ESPN 50th Annual Meeting

ESPN 2017


 
Steroid Dependent and Frequently Relapsing Nephrotic Syndrome is Associated with Persistent Disease Into Adulthood
TRINE KORSGAARD 1 RENE FRYDENSBJERG ANDERSEN 1 SHIVANI JOSHI 1 SøREN HAGSTRøM 2 SøREN RITTIG 1

1- PAEDIATRIC AND ADOLESCENT MEDICINE, DEPARTMENT OF CLINICAL MEDICINE, AARHUS UNIVERSITY HOSPITAL, 8200 AARHUS N, DENMARK.
2- DEPARTMENT OF PEDIATRICS, AALBORG UNIVERSITY HOSPITAL, 9000 AALBORG, DENMARK.
 
Introduction:

We conducted a retrospective clinical database on children with idiopathic nephrotic syndrome (INS) to evaluate the long-term clinical course and outcome.

Material and methods:

Patients with new-onset INS admitted to the paediatric departments in the central and northern region of Denmark between January 1998 and December 2015 were included in the study.
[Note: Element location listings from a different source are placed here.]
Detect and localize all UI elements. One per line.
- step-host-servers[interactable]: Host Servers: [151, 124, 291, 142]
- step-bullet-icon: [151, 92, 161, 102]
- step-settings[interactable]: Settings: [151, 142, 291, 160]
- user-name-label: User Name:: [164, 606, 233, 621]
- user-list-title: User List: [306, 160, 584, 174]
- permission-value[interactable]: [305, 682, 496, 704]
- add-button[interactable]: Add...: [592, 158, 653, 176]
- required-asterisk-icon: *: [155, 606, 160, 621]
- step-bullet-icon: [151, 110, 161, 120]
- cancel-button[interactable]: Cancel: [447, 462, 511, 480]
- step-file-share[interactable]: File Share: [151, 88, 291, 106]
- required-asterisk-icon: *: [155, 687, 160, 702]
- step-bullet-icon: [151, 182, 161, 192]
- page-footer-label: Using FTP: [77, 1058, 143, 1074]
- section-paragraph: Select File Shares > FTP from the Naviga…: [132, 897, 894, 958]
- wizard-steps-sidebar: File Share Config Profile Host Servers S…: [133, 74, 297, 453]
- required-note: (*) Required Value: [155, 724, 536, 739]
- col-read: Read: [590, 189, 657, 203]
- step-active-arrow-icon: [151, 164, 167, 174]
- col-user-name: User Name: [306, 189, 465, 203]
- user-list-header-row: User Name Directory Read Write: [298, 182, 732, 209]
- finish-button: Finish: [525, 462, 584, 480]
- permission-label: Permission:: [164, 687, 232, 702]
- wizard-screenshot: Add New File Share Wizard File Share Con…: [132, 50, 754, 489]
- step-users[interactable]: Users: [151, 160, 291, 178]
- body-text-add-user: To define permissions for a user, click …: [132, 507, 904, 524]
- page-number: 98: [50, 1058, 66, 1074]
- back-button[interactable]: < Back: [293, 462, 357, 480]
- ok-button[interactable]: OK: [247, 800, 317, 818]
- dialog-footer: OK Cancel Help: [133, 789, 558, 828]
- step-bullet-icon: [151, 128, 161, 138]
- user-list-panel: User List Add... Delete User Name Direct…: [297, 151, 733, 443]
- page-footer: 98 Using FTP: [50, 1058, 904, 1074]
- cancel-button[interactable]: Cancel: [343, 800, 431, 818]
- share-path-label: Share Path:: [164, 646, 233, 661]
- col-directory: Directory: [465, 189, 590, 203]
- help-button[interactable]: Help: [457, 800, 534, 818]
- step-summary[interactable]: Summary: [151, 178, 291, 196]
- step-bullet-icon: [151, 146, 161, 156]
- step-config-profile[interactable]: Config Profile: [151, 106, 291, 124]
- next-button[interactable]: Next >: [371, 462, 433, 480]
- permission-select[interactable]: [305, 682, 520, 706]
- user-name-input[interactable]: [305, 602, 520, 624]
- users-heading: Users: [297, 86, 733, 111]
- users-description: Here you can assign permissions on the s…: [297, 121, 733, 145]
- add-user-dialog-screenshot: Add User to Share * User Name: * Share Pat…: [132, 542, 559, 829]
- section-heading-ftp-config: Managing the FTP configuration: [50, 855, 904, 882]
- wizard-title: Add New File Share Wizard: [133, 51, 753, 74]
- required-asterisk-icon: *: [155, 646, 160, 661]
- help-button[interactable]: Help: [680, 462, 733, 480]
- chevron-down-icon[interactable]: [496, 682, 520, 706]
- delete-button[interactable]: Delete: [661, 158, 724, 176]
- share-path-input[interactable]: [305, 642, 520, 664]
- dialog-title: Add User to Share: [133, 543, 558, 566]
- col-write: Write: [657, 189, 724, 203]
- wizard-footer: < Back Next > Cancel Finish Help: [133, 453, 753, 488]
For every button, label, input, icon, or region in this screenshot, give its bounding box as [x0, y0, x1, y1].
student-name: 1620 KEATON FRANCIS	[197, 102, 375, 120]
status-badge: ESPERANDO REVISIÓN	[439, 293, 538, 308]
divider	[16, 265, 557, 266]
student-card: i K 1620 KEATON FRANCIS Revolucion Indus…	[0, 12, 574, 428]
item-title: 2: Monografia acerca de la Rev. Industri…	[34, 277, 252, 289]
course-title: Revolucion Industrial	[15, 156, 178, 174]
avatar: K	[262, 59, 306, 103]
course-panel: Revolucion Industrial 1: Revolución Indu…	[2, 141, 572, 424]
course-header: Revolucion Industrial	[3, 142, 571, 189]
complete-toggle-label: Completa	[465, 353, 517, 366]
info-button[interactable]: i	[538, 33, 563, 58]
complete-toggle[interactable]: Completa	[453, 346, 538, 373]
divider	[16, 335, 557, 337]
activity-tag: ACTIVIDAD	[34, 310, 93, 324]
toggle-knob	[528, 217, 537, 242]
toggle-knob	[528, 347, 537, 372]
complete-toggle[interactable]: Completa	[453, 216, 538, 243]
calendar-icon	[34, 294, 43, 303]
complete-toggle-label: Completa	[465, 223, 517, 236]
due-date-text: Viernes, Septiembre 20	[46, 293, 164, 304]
Patients were identified by a search on ICD-10 codes in the Danish National Patient Register. All patients (n = 128) identified from the search were asked to provide with written informed consent, and data were obtained from the medical charts. Active disease above 18 years was defined as relapse within 12 months or ongoing immunosuppressive treatment. 

Results:

The annual incidence of INS in this cohort was 1.9/100,000 children aged 0-14 years. Mean age at debut was 6.9 years (range 1.6-14.5 years), and the male:female ratio was 1.2:1. Mean follow-up was 9 years. A total of 84% (92/110) patients were classified as steroid sensitive (SSNS), of whom 60% (55/92) were either steroid dependent and/or frequently relapsing (SD/FR). Of the 31 patients with SSNS who were above 18 years at last follow-up, 29% were still suffering from active disease. In the group of SD/FR patients, 27% (15/55) had reached the age of 18 years at last date of follow-up, of whom 53% (8/15) still had active disease. 

Conclusions:

The study presents clinical and long-term outcome data on an unselected Danish population of children from a well-defined geographic area. We found that more than half of patients with SD/FR continue to have active disease into adulthood suggesting that the long-term prognosis of childhood SSNS is much less favourable in this subtype.